Namun, ada satu orang yang memahami maknanya lebih baik dari orang lain. Dia berdiri tepat di depan ribuan tentara yang berbaris.
Cheong Myeong, mengenakan seragam hitam gunung hua, menatap semua orang dan mengangguk pelan.
Kecemasan muncul di mata sebagian orang, dan tekad bersinar di mata orang lain. Mungkin pikiran batin Cheong Myeong tidak berbeda dengan mata itu. Tetapi…..
Tatapan Cheong Myeong tiba-tiba berbalik ke belakang.
Dia bisa melihat jalan menuju Huayin dan gunung Hua yang menjulang tinggi di belakangnya.
Meskipun merupakan jalan menuju gunung Hua, namun juga merupakan jalan yang membelok dari gunung Hua. Jalan yang selalu terbuka di kedua arah.
Dia akan melanjutkan jalan ini, dan dia juga akan menelusuri kembali jalan yang dia ambil.
Ini berbeda dari masa lalu. Berbeda dengan dulu.
Melihat ke depan lagi, tidak ada lagi keraguan di mata Cheong Myeong saat mereka melihat prajurit Aliansi Teman Surgawi.

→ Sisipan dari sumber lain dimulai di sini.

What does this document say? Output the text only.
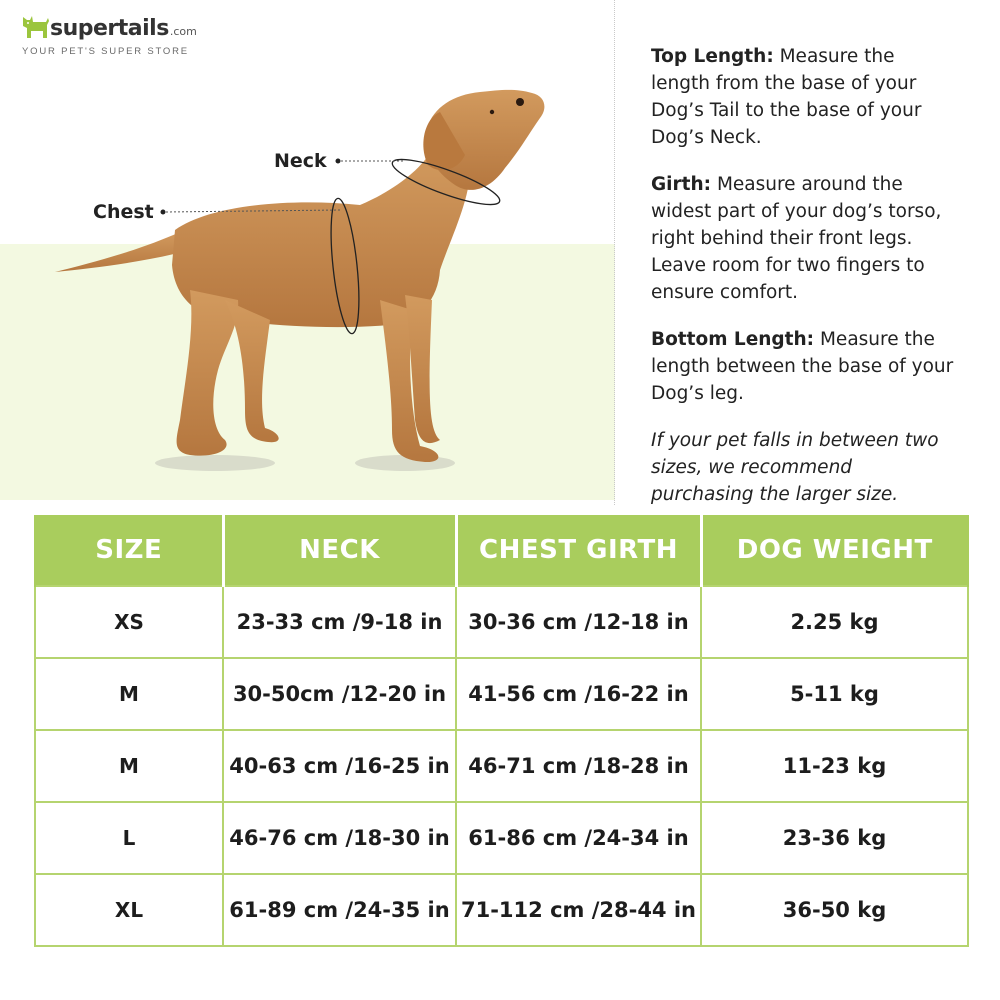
supertails .com
YOUR PET'S SUPER STORE
Neck
Chest

Top Length: Measure the length from the base of your Dog’s Tail to the base of your Dog’s Neck.

Girth: Measure around the widest part of your dog’s torso, right behind their front legs. Leave room for two fingers to ensure comfort.

Bottom Length: Measure the length between the base of your Dog’s leg.

If your pet falls in between two sizes, we recommend purchasing the larger size.

SIZE	NECK	CHEST GIRTH	DOG WEIGHT
XS	23-33 cm /9-18 in	30-36 cm /12-18 in	2.25 kg
M	30-50cm /12-20 in	41-56 cm /16-22 in	5-11 kg
M	40-63 cm /16-25 in	46-71 cm /18-28 in	11-23 kg
L	46-76 cm /18-30 in	61-86 cm /24-34 in	23-36 kg
XL	61-89 cm /24-35 in	71-112 cm /28-44 in	36-50 kg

Meski belum cukup, meski masih belum cukup, tidak ada keraguan untuk terus maju. Sekarang ia tahu bahwa momen untuk membahas kesempurnaan tidak akan pernah tiba.
Tap.
Cheong Myeong maju selangkah. Lalu dia memandang semua orang dan membuka mulutnya.
"Saat kita kembali."
"….."
"adalah ketika perang usai."
Ini adalah pernyataan bahwa mereka tidak akan menginjakkan kaki di tanah ini lagi kecuali mereka melihat perang berakhir.
Wajah semua orang dipenuhi tekad saat mereka memahami maksudnya.
"Berangkat!"
"Ya!"
Tanpa ragu lagi, para prajurit Aliansi Teman Surgawi, yang mengeluarkan teriakan keras namun jelas, bergerak maju.
Tidak ada yang istimewa untuk memberi atau menerima perintah.
Hanya ada satu tujuan: Wudang.
Ini adalah tempat dimana peperangan yang akan menentukan masa depan dunia akan berlangsung.